Fortunately, both the narratives raise these significant questions in all their various
dimensions and the narratives of the two obliquely explore and subtly answer these questions
with the much-needed flexibility of interpretation especially with reference to the pluralistic,
multilingual, multicultural, multireligious and multiethnic character of the vastly-spread society
of India in its widespread regions and teeming with paradoxes and contradictions at several
levels (Riso, 2018). Thus, to sum up, it can be said that the partition of the Indian subcontinent
was the single most traumatic experience in recent history. The violence unleashed by the
criminal actions of a few fanatics, the vengeance that the ordinary Hindus, Muslims and Sikhs
wrecked on each other worsened the social sense, distorted the political judgment and deranged
the understanding of moral righteousness (Chopra, 2010). The real sorrow of the partition,
however, as portrayed in the two narratives under review, is that it brought to an abrupt end a
long and communally shared history and cultural heritage. The relations between the Hindus and
the Muslims were not, of course, always free from suspicions, distrust or the angry rejection by
A COMPARATIVE STUDY BETWEEN TRAIN TO PAKISTAN AND DASTAAN: INTERPLAY OF
TRAUMA AND POLITICS 40

one group of the habits and practices of the other; but such moments of active wickedness and
communal frenzy were a rare and transient exception to the common bonds of mutual goodwill
and warm feelings of close brotherhood (Kush, 2021). Organizations which nurtured violent
hatred towards each other and incited communal passions did exist, but at the very margins of
the solidly and healthily functioning social and cultural order. It is the unthoughtful decision of
partition and hollow love of 'nationalism' that let the mischief off and out.

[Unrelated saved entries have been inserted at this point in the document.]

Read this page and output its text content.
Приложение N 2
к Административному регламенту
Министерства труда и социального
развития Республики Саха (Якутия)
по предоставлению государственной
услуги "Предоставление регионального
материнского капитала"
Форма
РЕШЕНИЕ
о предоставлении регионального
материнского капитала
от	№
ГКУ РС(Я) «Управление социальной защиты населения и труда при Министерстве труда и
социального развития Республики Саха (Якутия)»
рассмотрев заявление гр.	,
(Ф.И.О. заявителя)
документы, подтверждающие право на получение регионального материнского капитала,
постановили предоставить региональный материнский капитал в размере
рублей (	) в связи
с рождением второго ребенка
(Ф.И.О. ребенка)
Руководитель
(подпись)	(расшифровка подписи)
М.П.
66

Both the narratives can be perceived as a platform for polyphonic assets of disseminating
and propagating each voice as sui generis novel and drama. Singh and Hussain do not empower
any voice to subordinate another, however, each voice is empowered in its entirety as an
individual voice. Moreover, like Singh’s character Jaggut, Hussain’s character Bano is a
representation of any ordinary human voice which becomes easily relatable. Both characters
unknowingly contribute in the creation of hybrid beings, which carry traits of both ethnicities,
yet remain unique as creations. The uniqueness and distinct representation of plural and diverse
groups, yearning and struggling for points of merging in the divergent setting of partition is thus
identified as a medium of coalition. In this regard, the historical discourse on coexistence of
Muslims, Sikhs, and Hindus in the subcontinent as well as post-partition identifies areas of
monologic precepts inculcated as sources of division according to classification into
homogenous identities. By understanding representations of history in these terms, it is possible
for the scholar to transform the practices of reading and writing about partition narratives from a
search for authenticity to an examination of the multiple determinations of experience. With
these limitations in mind, the researcher has read representations of trauma and politics
experienced by ordinary people at the time of partition. As intent on occupying an historical void
and simultaneously gesturing to the significant presence, sacrifices and the role played by
women during the partition yet any details on it is trivial. Thus, critical research on the
substantial role played by women during the partition would be an intriguing topic to examine
and this would help absolute recognition of the reading and writing on the partition otherwise has
remained incomplete, indirect, and politically charged.